Dr. Carlo Pedrioli, ’02, did not always intend to become a law professor. However, he found his calling in teaching and has been a law professor at various schools in the United States and the United Kingdom for the last fourteen years. 

He developed an interest in argumentation and public speaking during his high school years at Oakdale High School in Oakdale, California. Unfortunately, Pedrioli’s high school did not have a debate team, so he was unable to become involved in debate at that point in his education.

Pedrioli earned a bachelor’s degree from California State University, Stanislaus in Communication and English. In time, he joined his college speech and debate team which allowed him to become more comfortable talking in front of a large audience.

“My love for getting involved in the law field started in my high school years, where it just very much came alive for me,” Pedrioli said. “It was sad that my high school did not have a debate team because I do believe it would have helped me understand more efficiently while on my undergrad debate team instead of having to learn everything while I was there,” Pedrioli noted.

Since Pedrioli had planned to enroll in law school since his high school years, it was no surprise when he chose to attend McGeorge School of Law in 1999. Like many students, he found the first year of law school stressful as he adjusted to the amount and nature of reading, studying and exam-taking.

“In my opinion, I think if I had an idea of what the law school process was like, I could have done better,” Pedrioli said. “But I was able to get through my first year and continue onto my next years with a better understanding.”

After entering his third year of law school, he began to see an improvement in his work product, and he felt more able to handle the workload in his courses. Having acclimated to legal terminology and assessment methods, he still had the nervousness that many law students have throughout their studies, he explained.

“Even though McGeorge was rough for me, it was where I got my law career started,” Pedrioli explained. “Each year taught me something brand new in the field, as well as about myself, and I am grateful for that.”

Pedrioli received his JD degree in 2002 from McGeorge School of Law, but his studies did not end there. Later that year, he enrolled at the University of Utah, where he earned both a Master’s degree (2003) and a PhD (2005) in Speech Communication, which helped him further develop a passion for both public address and legal communication. It was while he was pursuing a PhD that Pedrioli first taught Mass Communication Law and Constitutional Law at the University of Utah, and coached intercollegiate debate.

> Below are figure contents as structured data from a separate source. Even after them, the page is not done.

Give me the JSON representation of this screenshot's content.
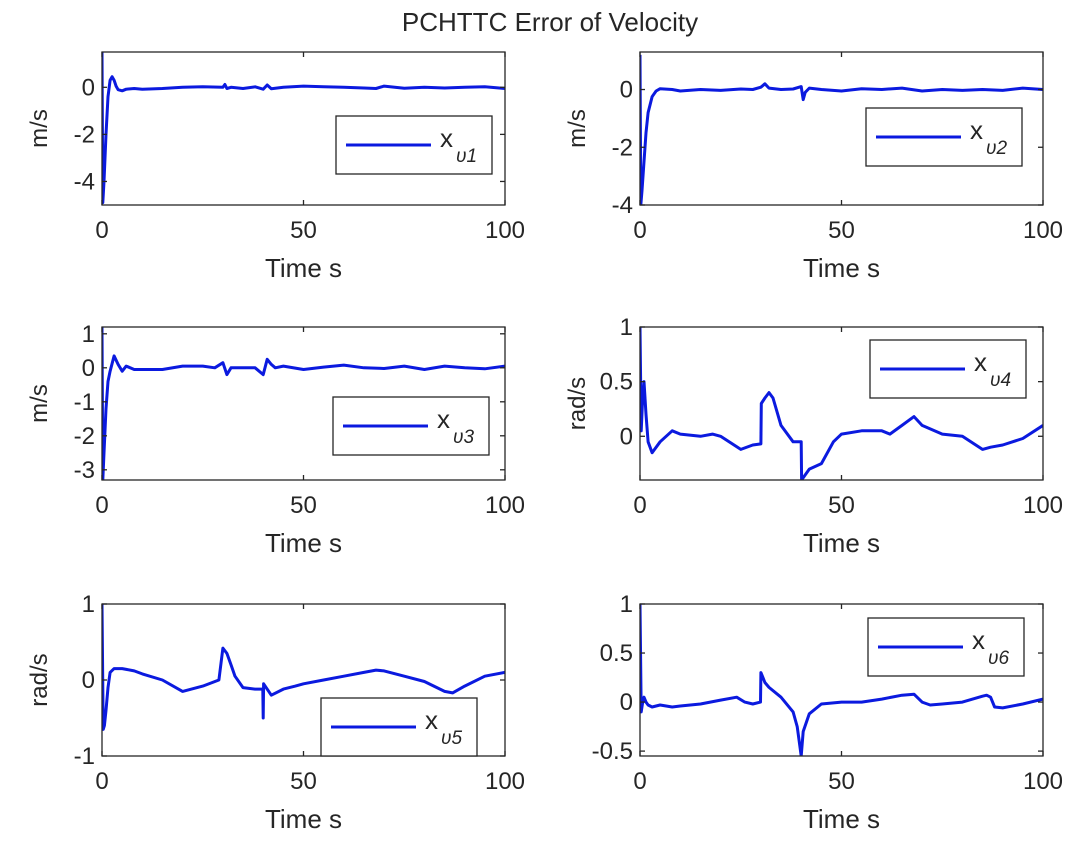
{
  "figure_title": "PCHTTC Error of Velocity",
  "colors": {
    "series": "#0b1adf",
    "axis": "#262626",
    "background": "#ffffff"
  },
  "chart_data": [
    {
      "type": "line",
      "id": "v1",
      "ylabel": "m/s",
      "xlabel": "Time s",
      "xlim": [
        0,
        100
      ],
      "ylim": [
        -5,
        1.5
      ],
      "xticks": [
        0,
        50,
        100
      ],
      "xticklabels": [
        "0",
        "50",
        "100"
      ],
      "yticks": [
        -4,
        -2,
        0
      ],
      "yticklabels": [
        "-4",
        "-2",
        "0"
      ],
      "legend": {
        "base": "x",
        "sub": "υ1",
        "position": "right-center"
      },
      "x": [
        0,
        0.2,
        0.5,
        1,
        1.5,
        2,
        2.5,
        3,
        3.5,
        4,
        5,
        6,
        8,
        10,
        15,
        20,
        25,
        30,
        30.5,
        31,
        32,
        35,
        38,
        40,
        41,
        42,
        45,
        50,
        55,
        60,
        65,
        68,
        70,
        75,
        80,
        85,
        90,
        95,
        100
      ],
      "series": [
        {
          "name": "x_υ1",
          "values": [
            1.5,
            -4.9,
            -4.0,
            -2.0,
            -0.4,
            0.3,
            0.45,
            0.3,
            0.05,
            -0.1,
            -0.15,
            -0.08,
            -0.05,
            -0.08,
            -0.05,
            0.0,
            0.02,
            0.0,
            0.12,
            -0.05,
            0.0,
            -0.05,
            0.02,
            -0.08,
            0.1,
            -0.06,
            0.0,
            0.05,
            0.02,
            0.0,
            -0.03,
            -0.05,
            0.05,
            -0.04,
            0.0,
            -0.03,
            0.0,
            0.02,
            -0.05
          ]
        }
      ]
    },
    {
      "type": "line",
      "id": "v2",
      "ylabel": "m/s",
      "xlabel": "Time s",
      "xlim": [
        0,
        100
      ],
      "ylim": [
        -4,
        1.3
      ],
      "xticks": [
        0,
        50,
        100
      ],
      "xticklabels": [
        "0",
        "50",
        "100"
      ],
      "yticks": [
        -4,
        -2,
        0
      ],
      "yticklabels": [
        "-4",
        "-2",
        "0"
      ],
      "legend": {
        "base": "x",
        "sub": "υ2",
        "position": "top-right"
      },
      "x": [
        0,
        0.2,
        0.5,
        1,
        1.5,
        2,
        3,
        4,
        5,
        8,
        10,
        15,
        20,
        25,
        28,
        30,
        31,
        32,
        35,
        38,
        40,
        40.5,
        41,
        42,
        45,
        50,
        55,
        60,
        65,
        70,
        75,
        80,
        85,
        90,
        95,
        100
      ],
      "series": [
        {
          "name": "x_υ2",
          "values": [
            1.2,
            -4.0,
            -3.5,
            -2.5,
            -1.5,
            -0.8,
            -0.25,
            -0.05,
            0.03,
            0.0,
            -0.05,
            0.0,
            -0.03,
            0.02,
            0.0,
            0.08,
            0.2,
            0.05,
            0.0,
            0.02,
            0.1,
            -0.35,
            -0.1,
            0.05,
            0.0,
            -0.05,
            0.03,
            0.0,
            0.05,
            -0.05,
            0.0,
            -0.03,
            0.0,
            -0.03,
            0.05,
            0.0
          ]
        }
      ]
    },
    {
      "type": "line",
      "id": "v3",
      "ylabel": "m/s",
      "xlabel": "Time s",
      "xlim": [
        0,
        100
      ],
      "ylim": [
        -3.3,
        1.2
      ],
      "xticks": [
        0,
        50,
        100
      ],
      "xticklabels": [
        "0",
        "50",
        "100"
      ],
      "yticks": [
        -3,
        -2,
        -1,
        0,
        1
      ],
      "yticklabels": [
        "-3",
        "-2",
        "-1",
        "0",
        "1"
      ],
      "legend": {
        "base": "x",
        "sub": "υ3",
        "position": "bottom-right"
      },
      "x": [
        0,
        0.2,
        0.5,
        1,
        1.5,
        2,
        3,
        4,
        5,
        6,
        8,
        10,
        15,
        20,
        25,
        28,
        30,
        31,
        32,
        35,
        38,
        40,
        41,
        42,
        43,
        45,
        50,
        55,
        60,
        65,
        70,
        75,
        80,
        85,
        90,
        95,
        100
      ],
      "series": [
        {
          "name": "x_υ3",
          "values": [
            1.2,
            -3.3,
            -2.5,
            -1.2,
            -0.4,
            -0.1,
            0.35,
            0.1,
            -0.1,
            0.05,
            -0.05,
            -0.05,
            -0.05,
            0.05,
            0.05,
            0.0,
            0.15,
            -0.2,
            0.0,
            0.0,
            0.0,
            -0.2,
            0.25,
            0.1,
            0.0,
            0.05,
            -0.05,
            0.02,
            0.08,
            0.0,
            -0.02,
            0.05,
            -0.05,
            0.05,
            0.0,
            -0.03,
            0.05
          ]
        }
      ]
    },
    {
      "type": "line",
      "id": "v4",
      "ylabel": "rad/s",
      "xlabel": "Time s",
      "xlim": [
        0,
        100
      ],
      "ylim": [
        -0.4,
        1.0
      ],
      "xticks": [
        0,
        50,
        100
      ],
      "xticklabels": [
        "0",
        "50",
        "100"
      ],
      "yticks": [
        0,
        0.5,
        1
      ],
      "yticklabels": [
        "0",
        "0.5",
        "1"
      ],
      "legend": {
        "base": "x",
        "sub": "υ4",
        "position": "top-right"
      },
      "x": [
        0,
        0.3,
        0.6,
        1,
        1.5,
        2,
        3,
        5,
        8,
        10,
        15,
        18,
        20,
        25,
        28,
        30,
        30.1,
        31,
        32,
        33,
        35,
        38,
        39.9,
        40,
        40.1,
        42,
        45,
        48,
        50,
        55,
        60,
        62,
        65,
        68,
        70,
        75,
        80,
        85,
        87,
        90,
        95,
        100
      ],
      "series": [
        {
          "name": "x_υ4",
          "values": [
            1.0,
            0.05,
            0.3,
            0.5,
            0.2,
            -0.05,
            -0.15,
            -0.05,
            0.05,
            0.02,
            0.0,
            0.02,
            0.0,
            -0.12,
            -0.08,
            -0.07,
            0.3,
            0.35,
            0.4,
            0.35,
            0.1,
            -0.05,
            -0.05,
            -0.05,
            -0.4,
            -0.3,
            -0.25,
            -0.05,
            0.02,
            0.05,
            0.05,
            0.02,
            0.1,
            0.18,
            0.1,
            0.02,
            0.0,
            -0.12,
            -0.1,
            -0.08,
            -0.02,
            0.1
          ]
        }
      ]
    },
    {
      "type": "line",
      "id": "v5",
      "ylabel": "rad/s",
      "xlabel": "Time s",
      "xlim": [
        0,
        100
      ],
      "ylim": [
        -1,
        1
      ],
      "xticks": [
        0,
        50,
        100
      ],
      "xticklabels": [
        "0",
        "50",
        "100"
      ],
      "yticks": [
        -1,
        0,
        1
      ],
      "yticklabels": [
        "-1",
        "0",
        "1"
      ],
      "legend": {
        "base": "x",
        "sub": "υ5",
        "position": "bottom-right"
      },
      "x": [
        0,
        0.3,
        0.6,
        1,
        1.5,
        2,
        3,
        5,
        8,
        10,
        15,
        20,
        25,
        29,
        30,
        31,
        32,
        33,
        35,
        38,
        39.9,
        40,
        40.1,
        42,
        45,
        48,
        50,
        55,
        60,
        65,
        68,
        70,
        75,
        80,
        85,
        87,
        90,
        95,
        100
      ],
      "series": [
        {
          "name": "x_υ5",
          "values": [
            1.0,
            -0.65,
            -0.6,
            -0.4,
            -0.1,
            0.1,
            0.15,
            0.15,
            0.12,
            0.08,
            0.0,
            -0.15,
            -0.08,
            0.0,
            0.42,
            0.35,
            0.2,
            0.05,
            -0.1,
            -0.12,
            -0.12,
            -0.5,
            -0.05,
            -0.2,
            -0.12,
            -0.08,
            -0.05,
            0.0,
            0.05,
            0.1,
            0.13,
            0.12,
            0.05,
            -0.02,
            -0.15,
            -0.17,
            -0.08,
            0.05,
            0.1
          ]
        }
      ]
    },
    {
      "type": "line",
      "id": "v6",
      "ylabel": "",
      "xlabel": "Time s",
      "xlim": [
        0,
        100
      ],
      "ylim": [
        -0.55,
        1.0
      ],
      "xticks": [
        0,
        50,
        100
      ],
      "xticklabels": [
        "0",
        "50",
        "100"
      ],
      "yticks": [
        -0.5,
        0,
        0.5,
        1
      ],
      "yticklabels": [
        "-0.5",
        "0",
        "0.5",
        "1"
      ],
      "legend": {
        "base": "x",
        "sub": "υ6",
        "position": "top-right"
      },
      "x": [
        0,
        0.3,
        0.6,
        1,
        1.5,
        2,
        3,
        5,
        8,
        10,
        15,
        20,
        24,
        26,
        28,
        29.9,
        30,
        30.5,
        31,
        32,
        35,
        38,
        39,
        40,
        40.5,
        42,
        45,
        50,
        55,
        60,
        65,
        68,
        70,
        72,
        75,
        80,
        85,
        86,
        87,
        88,
        90,
        95,
        100
      ],
      "series": [
        {
          "name": "x_υ6",
          "values": [
            1.0,
            -0.1,
            -0.02,
            0.05,
            0.0,
            -0.03,
            -0.05,
            -0.03,
            -0.05,
            -0.04,
            -0.02,
            0.02,
            0.05,
            0.0,
            -0.02,
            0.0,
            0.3,
            0.25,
            0.2,
            0.15,
            0.05,
            -0.1,
            -0.25,
            -0.55,
            -0.3,
            -0.12,
            -0.02,
            0.0,
            0.0,
            0.03,
            0.07,
            0.08,
            0.0,
            -0.03,
            -0.02,
            0.0,
            0.06,
            0.07,
            0.05,
            -0.05,
            -0.06,
            -0.02,
            0.03
          ]
        }
      ]
    }
  ]
}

“During my Ph.D., I was teaching—and this was not something I always wanted to do, because originally, I was interested in being a practitioner,” Pedrioli mentioned. “Teaching higher education first came into mind when I was exposed in my undergrad, and I saw that most of the professors had flexible jobs and were genuinely happy.”

While in academia, Pedrioli has provided pro bono representation to indigent litigants in federal court in the U.S., particularly at the appellate level. Some of this pro bono work has taken place with the diligent assistance of outstanding law students.

It became apparent to him over time that he was becoming more academic, and less practice focused. During his career, he worked as a legal aid attorney with the Modesto office of California Rural Legal Assistance (CRLA) between graduate school and becoming a professor. At CRLA, most of his work involved representing indigent clients in the areas of housing, employment and elder law.

In 2017, he accepted a position teaching in the United Kingdom, where he taught for four years and learned more about the differences between the American and British legal education systems.

“In the U.S., you have a variety of adult law students in graduate programs, where you don’t have to babysit them since they’ve been in college,” Pedrioli said.

“But as for the U.K. students, who are undergraduates, [they] begin their law careers at getting their bachelor’s degree,” he said.

Pedrioli returned to the United States in the fall of 2021 and has been establishing his roots at Southern University Law Center in Baton Rouge, Louisiana where he continues to teach various courses, focusing on public law. In addition to teaching, Pedrioli has also been investing time in a recent research for a book on the tension between theory and practice in American law teaching from the late nineteenth century to the present.

“I plan to hunker down on this during the summer when I’m not teaching and just sit down and do what the editors have told me to do for research as well as for editing,” Pedrioli said.

In addition to this forthcoming publication, he has also published research papers in areas including fundamental rights, social justice, critical theory, law and rhetoric and the history of legal education.

As one of many McGeorge alumni who joined the legal academy, Pedrioli decided he would like to leave a blueprint for future McGeorge students to follow to achieve the same success he has achieved.

“Get a few years of practice experience before getting into academics; also get the chance to understand your audience and adapt to your audience,” Pedrioli said. “Also, for the students wanting to earn a PhD, make sure when going to law school you take a few years to acquire practice experience. Then gradually transfer over to academics, and well down the road during [law school], definitely do a lot of research. It will help you in the long run.”